Akit gazetesi yazarı Merve Kavakçı, bir dönem Fethullah Gülen’e en yakın isim olarak bilinen, 17-25 Aralık operasyonlarının ardından cemaatten kopan ve Zaman gazetesindeki yazılarına son veren Hüseyin Gülerce'yi eleştirdi. Beyaz TV canlı yayınında "gönlüne girdiği insanların yakasından düşsün" sözleri ile Gülen'e çağrıda bulunana Gülerce'nin aynı programda "17-25 Aralık sürecinin bir kırılma noktası" olduğu yolundaki açıklamasına da dikkat çeken Kavakçı, sözlerini şöyle sürdürdü:
"17-25 Aralık sürecini bir kırılma noktası kabul ediyor, ondan önce ve ondan sonraki hizmet diye ayırıyor. Sanki her şey o gün orada başladı. Sanki her şey orada koptu. Sanki her şey o zamana kadar bu harekette mükemmeldi de sonra birden bire mükemmel olmaz oldu da kötüleşti.”

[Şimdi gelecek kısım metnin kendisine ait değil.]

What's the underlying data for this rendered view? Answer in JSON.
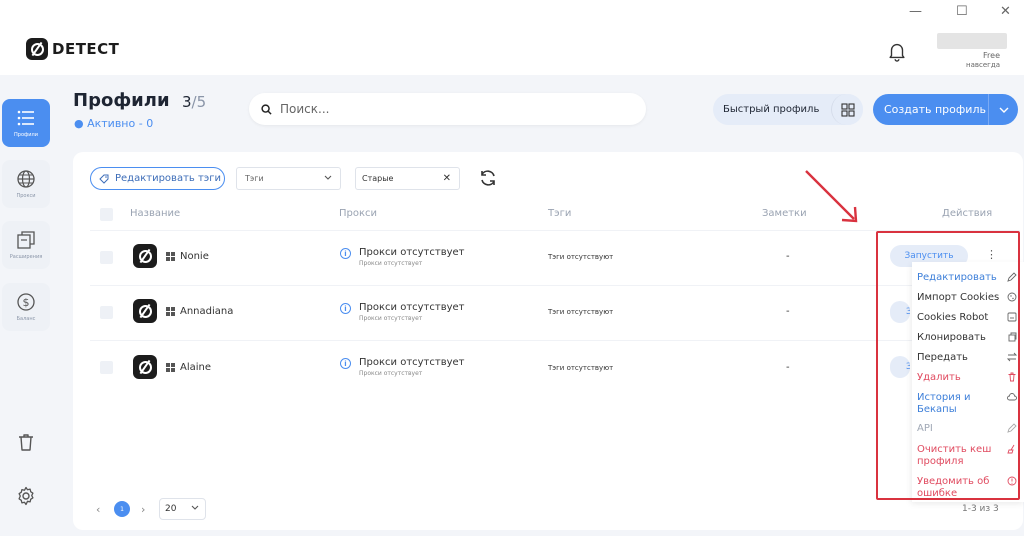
{
  "window": {
    "minimize": "—",
    "maximize": "☐",
    "close": "✕"
  },
  "app": {
    "logo_text": "DETECT"
  },
  "account": {
    "plan": "Free",
    "term": "навсегда"
  },
  "sidebar": {
    "items": [
      {
        "label": "Профили",
        "icon": "list-icon",
        "active": true
      },
      {
        "label": "Прокси",
        "icon": "globe-icon",
        "active": false
      },
      {
        "label": "Расширения",
        "icon": "extensions-icon",
        "active": false
      },
      {
        "label": "Баланс",
        "icon": "dollar-icon",
        "active": false
      }
    ]
  },
  "page": {
    "title": "Профили",
    "count": "3",
    "max": "/5",
    "active_status": "● Активно - 0"
  },
  "search": {
    "placeholder": "Поиск..."
  },
  "toolbar": {
    "quick_profile": "Быстрый профиль",
    "create_profile": "Создать профиль"
  },
  "filters": {
    "edit_tags": "Редактировать тэги",
    "tags_placeholder": "Тэги",
    "sort_value": "Старые"
  },
  "table": {
    "headers": {
      "name": "Название",
      "proxy": "Прокси",
      "tags": "Тэги",
      "notes": "Заметки",
      "actions": "Действия"
    },
    "rows": [
      {
        "name": "Nonie",
        "proxy": "Прокси отсутствует",
        "proxy_sub": "Прокси отсутствует",
        "tags": "Тэги отсутствуют",
        "notes": "-",
        "launch": "Запустить"
      },
      {
        "name": "Annadiana",
        "proxy": "Прокси отсутствует",
        "proxy_sub": "Прокси отсутствует",
        "tags": "Тэги отсутствуют",
        "notes": "-",
        "launch": "З"
      },
      {
        "name": "Alaine",
        "proxy": "Прокси отсутствует",
        "proxy_sub": "Прокси отсутствует",
        "tags": "Тэги отсутствуют",
        "notes": "-",
        "launch": "З"
      }
    ]
  },
  "menu": {
    "edit": "Редактировать",
    "import_cookies": "Импорт Cookies",
    "cookies_robot": "Cookies Robot",
    "clone": "Клонировать",
    "transfer": "Передать",
    "delete": "Удалить",
    "history_line1": "История и",
    "history_line2": "Бекапы",
    "api": "API",
    "clear_cache_line1": "Очистить кеш",
    "clear_cache_line2": "профиля",
    "report_line1": "Уведомить об",
    "report_line2": "ошибке"
  },
  "pagination": {
    "prev": "‹",
    "current": "1",
    "next": "›",
    "page_size": "20",
    "range": "1-3 из 3"
  },
  "colors": {
    "accent": "#4b8ef0",
    "danger": "#e04a5f",
    "highlight": "#d9323f"
  }
}
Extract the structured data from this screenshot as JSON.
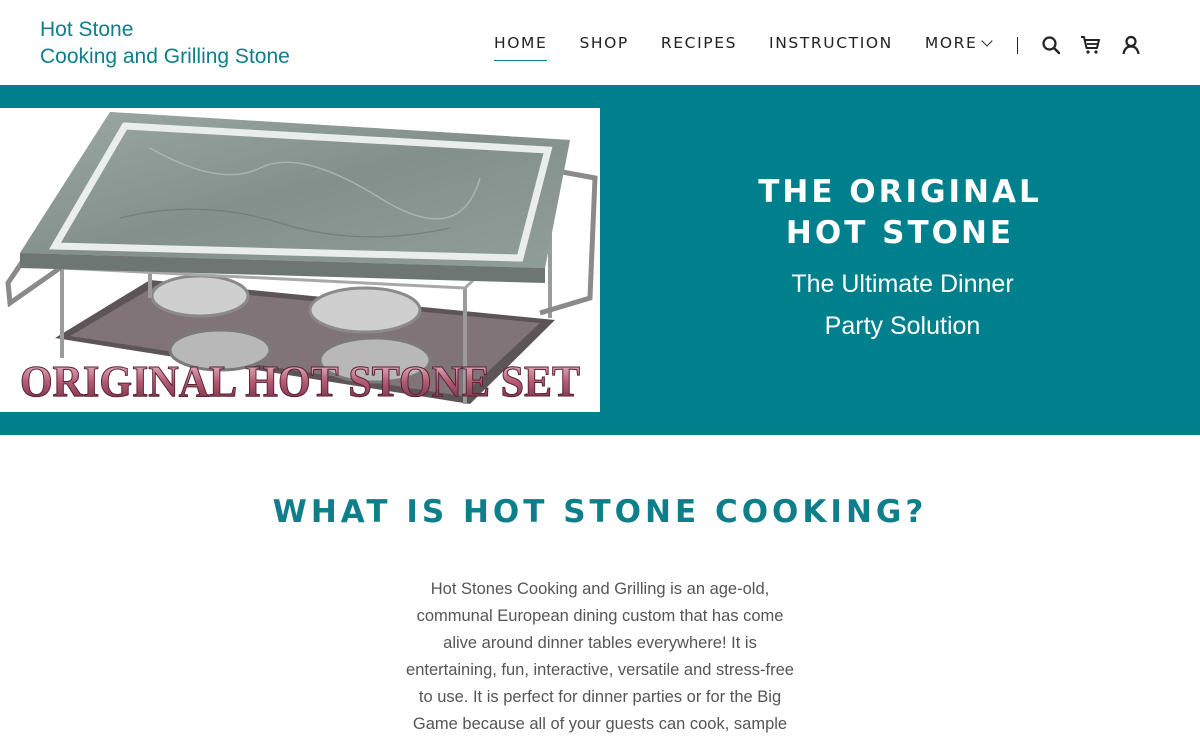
{
  "header": {
    "logo_line1": "Hot Stone",
    "logo_line2": "Cooking and Grilling Stone",
    "nav": [
      {
        "label": "HOME"
      },
      {
        "label": "SHOP"
      },
      {
        "label": "RECIPES"
      },
      {
        "label": "INSTRUCTION"
      },
      {
        "label": "MORE"
      }
    ],
    "icons": [
      "search-icon",
      "cart-icon",
      "account-icon"
    ]
  },
  "hero": {
    "image_caption": "ORIGINAL HOT STONE SET",
    "title_line1": "THE ORIGINAL",
    "title_line2": "HOT STONE",
    "subtitle_line1": "The Ultimate Dinner",
    "subtitle_line2": "Party Solution",
    "accent_color": "#00808c"
  },
  "section": {
    "title": "WHAT IS HOT STONE COOKING?",
    "paragraph_lines": [
      "Hot Stones Cooking and Grilling is an age-old,",
      "communal European dining custom that has come",
      "alive around dinner tables everywhere! It is",
      "entertaining, fun, interactive, versatile and stress-free",
      "to use. It is perfect for dinner parties or for the Big",
      "Game because all of your guests can cook, sample"
    ]
  }
}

"28 Şubat döneminde, Gülen cemaatinin darbecilerle birlikte hareket ettiğini" öne süren Kavakçı, Gülerce’nin de o dönem cemaatle birlikte olduğunu ekledi.
Kavakçı'nın Akit'te “Gülerce’yi seyrederken gözlerim yaşardı (!)” başlığıyla yayımlanan (3 Şubat 2015) yazısı şöyle:
Şimdilerde çağrılarda bulunuyor eski cemaatine, liderine. Yakalarını bırakın diyor, varsın yollarına gitsinler diyor. Beyinleri yıkanmışa getiriyor, öl desen ölecekler, düşünemiyorlar’dan dem vuruyor. Doğrudur muhtemelen. Gülerce’nin anlattıklarına bakılırsa, şeyhini bir lider, mentör, mürşid konumunun ötesine geçirip, ilahi bir şeyler atfetme söz konusu mevzubahis durumda. Öyle olunca da yolsuzlukla savaşıyorum deyip yolsuzlukla adı anılan adamları aday yapan CHP’ye de oy toplarsın, dine karşı oldum olası savaş etmiş zihniyete de oy verirsin. Bir kere basiretin bağlanmaya görsün, “şeyhim bilir ben bilmem” der, aklını kiraya verirsin, belki de bana akıl ne gerek der, tümden satar kendince kurtulursun. Anlaşılan bu.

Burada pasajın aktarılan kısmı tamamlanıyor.